J’ai travaillé comme femme de ménage chez des gens fortunés. Chaque soir, le propriétaire descendait à la cave, l’air sombre, et remontait exactement une heure plus tard. Un jour, j’ai pris mon courage à deux mains et je suis descendue moi aussi – et je suis restée figée en découvrant ce qui gisait sur le sol.

J’ai travaillé comme femme de ménage dans une grande maison en périphérie de la ville – pas de luxe ostentatoire, mais tout y respirait l’opulence… Tout était parfait, même la poussière semblait tomber comme par magie.

Mais une chose me tracassait. Chaque soir, presque à la minute près, le propriétaire descendait à la cave. Sans un mot, le visage crispé, comme s’il portait un fardeau invisible. Une heure plus tard, il remontait, calme, mais étrangement pâle. Plus étrange encore, il n’autorisait personne d’autre à y descendre.

J’essayais de l’ignorer, mais la curiosité me taraudait. Que pouvait-il bien y avoir là-dessous ? Pourquoi tous les jours, à la même heure, avec la même expression ?

Un soir, alors que personne n’était à la maison, je n’y ai plus tenu et j’ai décidé de descendre moi-même à la cave. Les mains tremblantes, j’ai trouvé la clé : petite, émoussée, comme usée. La porte n’a cédé qu’après plusieurs tentatives, et une odeur s’est élevée des profondeurs : humide et… métallique.

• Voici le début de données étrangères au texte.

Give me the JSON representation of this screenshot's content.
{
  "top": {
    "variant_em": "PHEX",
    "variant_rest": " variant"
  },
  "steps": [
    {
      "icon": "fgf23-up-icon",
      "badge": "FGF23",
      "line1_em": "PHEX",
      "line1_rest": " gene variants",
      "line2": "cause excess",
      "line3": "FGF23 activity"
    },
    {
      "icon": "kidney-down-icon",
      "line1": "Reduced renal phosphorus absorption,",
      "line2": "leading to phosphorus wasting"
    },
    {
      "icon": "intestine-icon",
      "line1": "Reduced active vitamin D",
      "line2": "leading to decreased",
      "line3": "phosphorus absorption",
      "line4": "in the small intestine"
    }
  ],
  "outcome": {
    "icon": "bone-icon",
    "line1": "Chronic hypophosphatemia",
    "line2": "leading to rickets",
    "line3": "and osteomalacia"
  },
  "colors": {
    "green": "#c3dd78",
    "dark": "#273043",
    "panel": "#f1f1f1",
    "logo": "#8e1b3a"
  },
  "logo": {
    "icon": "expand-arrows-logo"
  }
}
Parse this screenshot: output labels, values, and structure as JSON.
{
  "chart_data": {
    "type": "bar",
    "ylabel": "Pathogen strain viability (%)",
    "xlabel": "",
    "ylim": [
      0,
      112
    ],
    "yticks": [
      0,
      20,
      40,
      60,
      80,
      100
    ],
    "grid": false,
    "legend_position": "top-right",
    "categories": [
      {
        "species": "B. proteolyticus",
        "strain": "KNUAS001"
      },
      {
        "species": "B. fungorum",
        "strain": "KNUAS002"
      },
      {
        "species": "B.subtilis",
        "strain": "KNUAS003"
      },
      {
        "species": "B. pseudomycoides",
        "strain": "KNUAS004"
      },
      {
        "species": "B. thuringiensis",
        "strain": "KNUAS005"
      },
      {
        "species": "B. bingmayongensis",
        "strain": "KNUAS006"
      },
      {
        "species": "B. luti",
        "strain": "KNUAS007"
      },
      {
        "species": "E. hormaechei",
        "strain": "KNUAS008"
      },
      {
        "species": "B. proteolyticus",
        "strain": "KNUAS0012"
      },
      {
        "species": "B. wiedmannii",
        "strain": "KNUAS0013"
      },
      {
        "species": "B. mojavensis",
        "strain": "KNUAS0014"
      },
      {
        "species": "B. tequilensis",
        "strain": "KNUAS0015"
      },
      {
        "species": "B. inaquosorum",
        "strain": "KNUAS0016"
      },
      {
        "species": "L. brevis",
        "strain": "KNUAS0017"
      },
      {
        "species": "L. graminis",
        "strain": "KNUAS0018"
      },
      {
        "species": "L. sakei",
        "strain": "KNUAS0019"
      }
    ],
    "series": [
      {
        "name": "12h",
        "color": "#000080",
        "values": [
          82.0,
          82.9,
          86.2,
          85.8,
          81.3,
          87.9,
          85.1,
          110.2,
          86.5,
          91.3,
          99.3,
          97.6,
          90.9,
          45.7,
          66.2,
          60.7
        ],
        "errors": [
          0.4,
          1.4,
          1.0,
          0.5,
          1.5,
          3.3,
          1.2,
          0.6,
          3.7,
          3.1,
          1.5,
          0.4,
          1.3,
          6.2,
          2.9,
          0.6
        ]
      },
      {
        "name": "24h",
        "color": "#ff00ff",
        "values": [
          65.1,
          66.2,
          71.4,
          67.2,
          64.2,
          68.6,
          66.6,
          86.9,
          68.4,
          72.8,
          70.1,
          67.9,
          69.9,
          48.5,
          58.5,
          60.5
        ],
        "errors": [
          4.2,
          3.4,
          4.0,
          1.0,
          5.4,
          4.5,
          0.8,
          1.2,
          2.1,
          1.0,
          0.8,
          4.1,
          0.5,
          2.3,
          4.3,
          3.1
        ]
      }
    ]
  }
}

Je suis descendu l’escalier. Une marche. Une autre. Rien d’inhabituel : de vieilles étagères, des outils, quelques cartons. Mais j’ai alors remarqué des marques sur le sol, comme si quelqu’un avait traîné quelque chose de lourd. Je les ai suivies du regard… et me suis figé dans l’obscurité tandis que la scène se déroulait devant moi.

Le cœur battant la chamade, j’ai avancé de quelques pas. La cave était silencieuse ; seule l’ampoule au plafond vacillait, projetant des ombres tremblantes sur les murs.

Aucune trace de sang, aucune porte secrète, rien d’effrayant : juste de la poussière, de vieux cartons et une odeur d’humidité. Presque rassuré, j’étais sur le point de remonter quand j’ai aperçu une étrange protubérance dans un coin, sous une bâche grise.

Prudemment, j’ai soulevé le tissu… et me suis figé d’incrédulité. Devant moi se trouvait un petit train miniature : des rails minuscules, un train rutilant qui y circulait, et des maisons et des arbres miniatures à côté.

Tout était méticuleusement agencé, comme si quelqu’un avait créé son propre petit monde ici.

J’imaginais mon propriétaire sévère venant ici chaque soir, mettant en marche le petit train et le regardant simplement tourner en rond. Sur son visage : aucune colère, aucune fatigue, juste une étrange sérénité.

Chacun trouve sa propre façon de se détendre.

La sienne était tout simplement… différente.